Dass die bisherigen Aufklärungsanstrengungen in Köln nicht ausreichen ist offenkundig. Herr Woelki muss sich fragen, wie er selbst jetzt zur Aufklärung beitragen kann und wie er seiner Verantwortung gerecht wird. Personelle Konsequenzen allein werden allerdings nicht ausreichen. Das Problem ist strukturell. Gerade die Kirche nimmt für sich selber in Anspruch, eine moralische Instanz zu sein und den Menschen Orientierung zu geben in moralischen Fragen. Aber im eigenen Handeln bekommt sie das nicht hin.

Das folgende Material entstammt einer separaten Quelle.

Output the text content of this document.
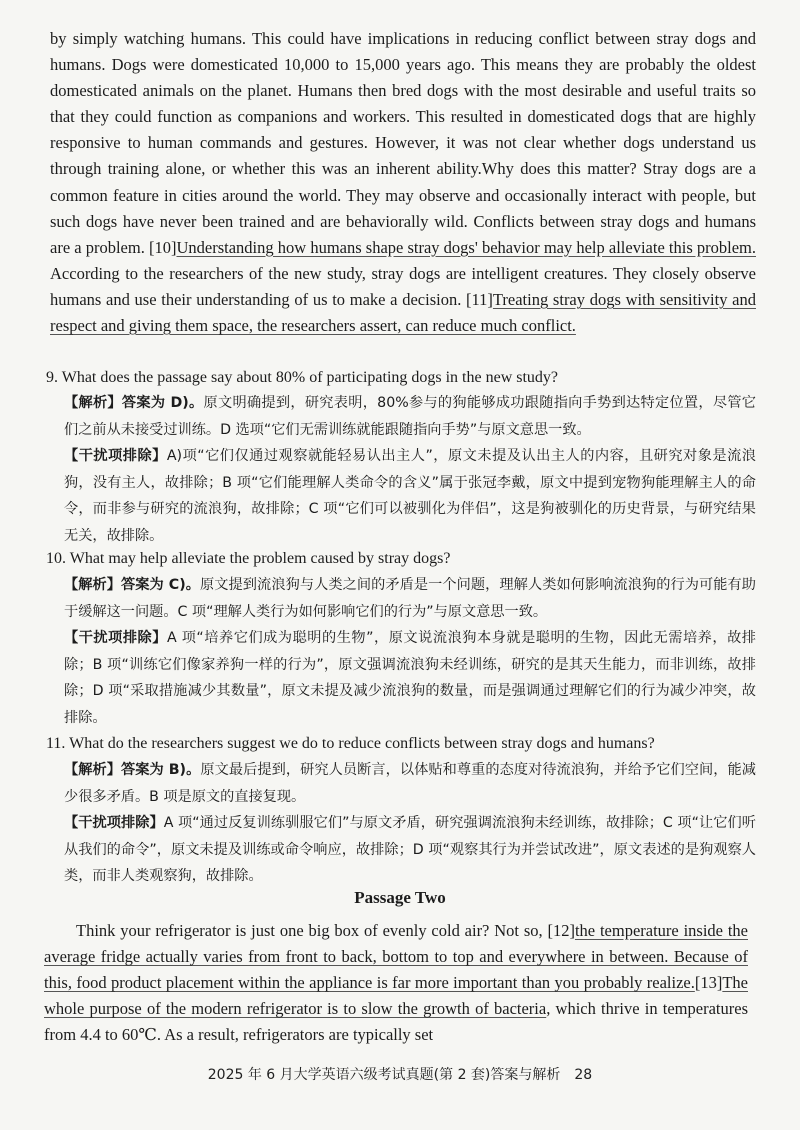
by simply watching humans. This could have implications in reducing conflict between stray dogs and humans. Dogs were domesticated 10,000 to 15,000 years ago. This means they are probably the oldest domesticated animals on the planet. Humans then bred dogs with the most desirable and useful traits so that they could function as companions and workers. This resulted in domesticated dogs that are highly responsive to human commands and gestures. However, it was not clear whether dogs understand us through training alone, or whether this was an inherent ability.Why does this matter? Stray dogs are a common feature in cities around the world. They may observe and occasionally interact with people, but such dogs have never been trained and are behaviorally wild. Conflicts between stray dogs and humans are a problem. [10]Understanding how humans shape stray dogs' behavior may help alleviate this problem. According to the researchers of the new study, stray dogs are intelligent creatures. They closely observe humans and use their understanding of us to make a decision. [11]Treating stray dogs with sensitivity and respect and giving them space, the researchers assert, can reduce much conflict.

9. What does the passage say about 80% of participating dogs in the new study?
【解析】答案为 D)。原文明确提到，研究表明，80%参与的狗能够成功跟随指向手势到达特定位置，尽管它们之前从未接受过训练。D 选项“它们无需训练就能跟随指向手势”与原文意思一致。
【干扰项排除】A)项“它们仅通过观察就能轻易认出主人”，原文未提及认出主人的内容，且研究对象是流浪狗，没有主人，故排除；B 项“它们能理解人类命令的含义”属于张冠李戴，原文中提到宠物狗能理解主人的命令，而非参与研究的流浪狗，故排除；C 项“它们可以被驯化为伴侣”，这是狗被驯化的历史背景，与研究结果无关，故排除。
10. What may help alleviate the problem caused by stray dogs?
【解析】答案为 C)。原文提到流浪狗与人类之间的矛盾是一个问题，理解人类如何影响流浪狗的行为可能有助于缓解这一问题。C 项“理解人类行为如何影响它们的行为”与原文意思一致。
【干扰项排除】A 项“培养它们成为聪明的生物”，原文说流浪狗本身就是聪明的生物，因此无需培养，故排除；B 项“训练它们像家养狗一样的行为”，原文强调流浪狗未经训练，研究的是其天生能力，而非训练，故排除；D 项“采取措施减少其数量”，原文未提及减少流浪狗的数量，而是强调通过理解它们的行为减少冲突，故排除。
11. What do the researchers suggest we do to reduce conflicts between stray dogs and humans?
【解析】答案为 B)。原文最后提到，研究人员断言，以体贴和尊重的态度对待流浪狗，并给予它们空间，能减少很多矛盾。B 项是原文的直接复现。
【干扰项排除】A 项“通过反复训练驯服它们”与原文矛盾，研究强调流浪狗未经训练，故排除；C 项“让它们听从我们的命令”，原文未提及训练或命令响应，故排除；D 项“观察其行为并尝试改进”，原文表述的是狗观察人类，而非人类观察狗，故排除。
Passage Two

Think your refrigerator is just one big box of evenly cold air? Not so, [12]the temperature inside the average fridge actually varies from front to back, bottom to top and everywhere in between. Because of this, food product placement within the appliance is far more important than you probably realize.[13]The whole purpose of the modern refrigerator is to slow the growth of bacteria, which thrive in temperatures from 4.4 to 60℃. As a result, refrigerators are typically set

2025 年 6 月大学英语六级考试真题(第 2 套)答案与解析 28
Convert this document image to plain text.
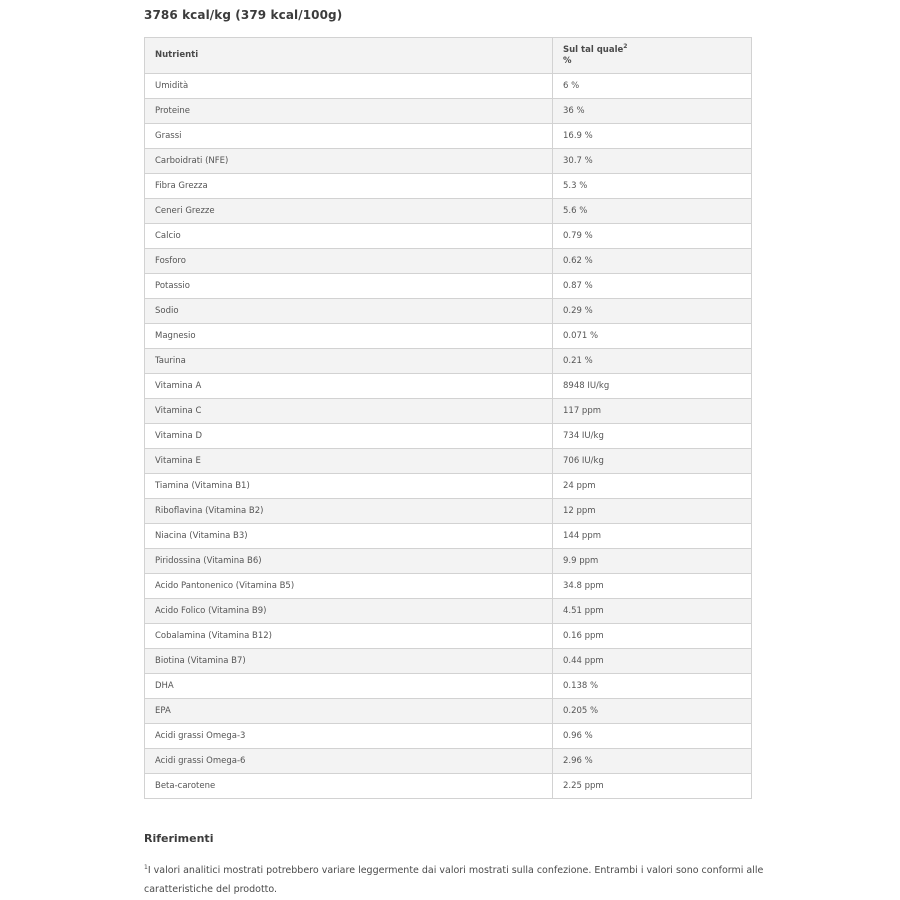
3786 kcal/kg (379 kcal/100g)
Nutrienti	Sul tal quale$^2$
%

Umidità	6 %
Proteine	36 %
Grassi	16.9 %
Carboidrati (NFE)	30.7 %
Fibra Grezza	5.3 %
Ceneri Grezze	5.6 %
Calcio	0.79 %
Fosforo	0.62 %
Potassio	0.87 %
Sodio	0.29 %
Magnesio	0.071 %
Taurina	0.21 %
Vitamina A	8948 IU/kg
Vitamina C	117 ppm
Vitamina D	734 IU/kg
Vitamina E	706 IU/kg
Tiamina (Vitamina B1)	24 ppm
Riboflavina (Vitamina B2)	12 ppm
Niacina (Vitamina B3)	144 ppm
Piridossina (Vitamina B6)	9.9 ppm
Acido Pantonenico (Vitamina B5)	34.8 ppm
Acido Folico (Vitamina B9)	4.51 ppm
Cobalamina (Vitamina B12)	0.16 ppm
Biotina (Vitamina B7)	0.44 ppm
DHA	0.138 %
EPA	0.205 %
Acidi grassi Omega-3	0.96 %
Acidi grassi Omega-6	2.96 %
Beta-carotene	2.25 ppm
Riferimenti
$^1$I valori analitici mostrati potrebbero variare leggermente dai valori mostrati sulla confezione. Entrambi i valori sono conformi alle caratteristiche del prodotto.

Im Umgang mit Russland und dem Ukraine-Konflikt gibt es ja in Ihrer Koalition durchaus unterschiedliche Ansichten. Macht Ihnen das Sorge?

Olaf Scholz und Annalena Baerbock haben ja jetzt gemeinsam sehr klar ihre Haltung zu Russland und zur Ukraine kommuniziert. Das fand ich sehr wichtig.

Bis sich die SPD bewegt hat, hat es aber lange gedauert.

Wir haben mit Annalena Baerbock eine sehr gute Außenministerin, die einen klaren Kompass hat. Und es ist wichtig, dass wir sie haben.

Und wie beurteilen Sie die Einlassungen von Ex-Kanzler Gerhard Schröder?

Ich finde es grundsätzlich nicht richtig, wenn Lobbyisten sich so in politische Entscheidungen einmischen.

Ihre Parteifreundin Renate Künast ist wegen drastischer Beschimpfungen im Netz bis vor das Bundesverfassungsgericht gezogen.

Es war unglaublich wichtig, dass Renate Künast diesen Weg gegangen ist und das Gericht nun ein Stoppschild gesetzt hat. Das wird für viele Menschen, die davon von Hass im Netz betroffen sind, eine Ermutigung sein. Wer hetzt dem drohen Konsequenzen. Es ist höchste Zeit, Betroffene besser zu schützen.